Emergent Mind

SceneVerse: Scaling 3D Vision-Language Learning for Grounded Scene Understanding

(2401.09340)
Published Jan 17, 2024 in cs.CV , cs.AI , cs.CL , cs.LG , and cs.RO

Abstract

3D vision-language grounding, which focuses on aligning language with the 3D physical environment, stands as a cornerstone in the development of embodied agents. In comparison to recent advancements in the 2D domain, grounding language in 3D scenes faces several significant challenges: (i) the inherent complexity of 3D scenes due to the diverse object configurations, their rich attributes, and intricate relationships; (ii) the scarcity of paired 3D vision-language data to support grounded learning; and (iii) the absence of a unified learning framework to distill knowledge from grounded 3D data. In this work, we aim to address these three major challenges in 3D vision-language by examining the potential of systematically upscaling 3D vision-language learning in indoor environments. We introduce the first million-scale 3D vision-language dataset, SceneVerse, encompassing about 68K 3D indoor scenes and comprising 2.5M vision-language pairs derived from both human annotations and our scalable scene-graph-based generation approach. We demonstrate that this scaling allows for a unified pre-training framework, Grounded Pre-training for Scenes (GPS), for 3D vision-language learning. Through extensive experiments, we showcase the effectiveness of GPS by achieving state-of-the-art performance on all existing 3D visual grounding benchmarks. The vast potential of SceneVerse and GPS is unveiled through zero-shot transfer experiments in the challenging 3D vision-language tasks. Project website: https://scene-verse.github.io.

Model performance improves with data scaling in pre-train and zero-shot settings on ScanRefer and SceneVerse-val.

Overview

  • SceneVerse is a new dataset for 3D vision-language learning, featuring 68,406 indoor scenes and 2.5 million scene-language pairs.

  • Grounded Pre-training for Scenes (GPS) is a training model that uses contrastive learning and allows AI to better align language with 3D physical environments.

  • 3D vision-language grounding is inherently complex due to the detailed nature of 3D scenes and the scarcity of appropriate datasets.

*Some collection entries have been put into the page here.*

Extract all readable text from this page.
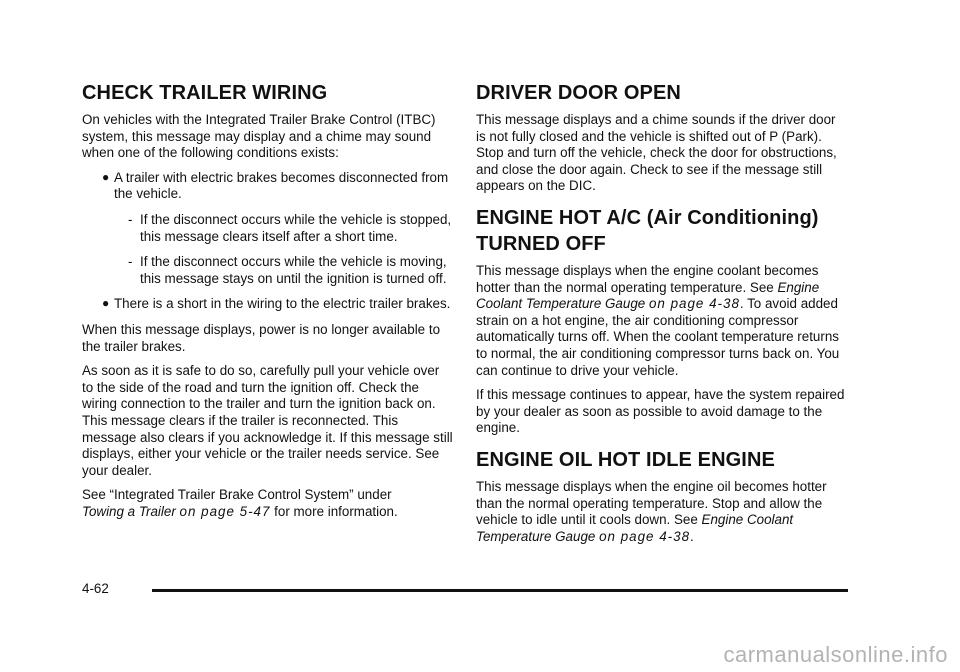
CHECK TRAILER WIRING

On vehicles with the Integrated Trailer Brake Control (ITBC) system, this message may display and a chime may sound when one of the following conditions exists:

● A trailer with electric brakes becomes disconnected from the vehicle.
- If the disconnect occurs while the vehicle is stopped, this message clears itself after a short time.
- If the disconnect occurs while the vehicle is moving, this message stays on until the ignition is turned off.
● There is a short in the wiring to the electric trailer brakes.

When this message displays, power is no longer available to the trailer brakes.

As soon as it is safe to do so, carefully pull your vehicle over to the side of the road and turn the ignition off. Check the wiring connection to the trailer and turn the ignition back on. This message clears if the trailer is reconnected. This message also clears if you acknowledge it. If this message still displays, either your vehicle or the trailer needs service. See your dealer.

See “Integrated Trailer Brake Control System” under
Towing a Trailer on page 5‑47 for more information.

DRIVER DOOR OPEN

This message displays and a chime sounds if the driver door is not fully closed and the vehicle is shifted out of P (Park). Stop and turn off the vehicle, check the door for obstructions, and close the door again. Check to see if the message still appears on the DIC.

ENGINE HOT A/C (Air Conditioning) TURNED OFF

This message displays when the engine coolant becomes hotter than the normal operating temperature. See Engine Coolant Temperature Gauge on page 4‑38. To avoid added strain on a hot engine, the air conditioning compressor automatically turns off. When the coolant temperature returns to normal, the air conditioning compressor turns back on. You can continue to drive your vehicle.

If this message continues to appear, have the system repaired by your dealer as soon as possible to avoid damage to the engine.

ENGINE OIL HOT IDLE ENGINE

This message displays when the engine oil becomes hotter than the normal operating temperature. Stop and allow the vehicle to idle until it cools down. See Engine Coolant Temperature Gauge on page 4‑38.

4-62
carmanualsonline.info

  • GPS demonstrates professional-grade performance without relying on complex additional structures and can generalize to new tasks without prior exposure (zero-shot generalization).

  • Experiments show that larger quantities of data lead to improved performance, and the ability to transfer learning to new situations marks GPS and SceneVerse as valuable for future embodied AI research.

Overview of SceneVerse and GPS Framework

Embodied AI, which combines 3D spatial understanding with natural language processing, is critical for the development of robots and systems that can navigate and interact in real-world spaces. However, aligning language with 3D physical environments presents significant hurdles due to the complex nature of 3D data and the scarcity of structured learning datasets. Addressing these challenges, a dataset named SceneVerse offers a revolutionary leap in 3D vision-language learning, and with it comes a new training model known as Grounded Pre-training for Scenes (GPS).

The Problem with 3D Vision-Language Grounding

Integrating language with 3D environments is more challenging than in 2D due to inherent complexities. The rich attributes of objects, their diverse configurations, and the intricate relationships they share heavily complicate scene understanding. Moreover, the data required for training AI in this domain is sparse and crafting a unified learning framework has not been achieved—until now.

Introducing SceneVerse and GPS

SceneVerse stands as the first expansive dataset created for 3D vision-language learning, featuring a staggering 68,406 indoor scenes complemented by a whopping 2.5 million scene-language pairs. This monumental scale is made possible by combining human annotations with a scalable approach for automated generation of scene descriptions using scene graphs and LLMs.

Exploring GPS Capabilities through Extensive Experiments

Alongside SceneVerse, the GPS model has been unveiled, trained across different levels of scene-text alignment through contrastive learning. Counter to other models, GPS doesn’t rely on additional complex structures; rather, it simplifies the training process yet achieves professional-grade performance. The model's capability for zero-shot generalization in varied 3D vision-language tasks indicates the effectiveness of the underlying data and framework.

Potential Exposed Through Data Scaling and Model Generalization

A series of experiments reveal that as data scales up, GPS consistently improves, suggesting a strong correlation between data volume and model proficiency. Additionally, GPS’s ability to adapt knowledge from SceneVerse to apply to unseen scenarios, known as zero-shot transfer, highlights the model's potential and the dataset's robustness. It underscores the value of SceneVerse as offering a rich training ground for future research in 3D vision-language tasks.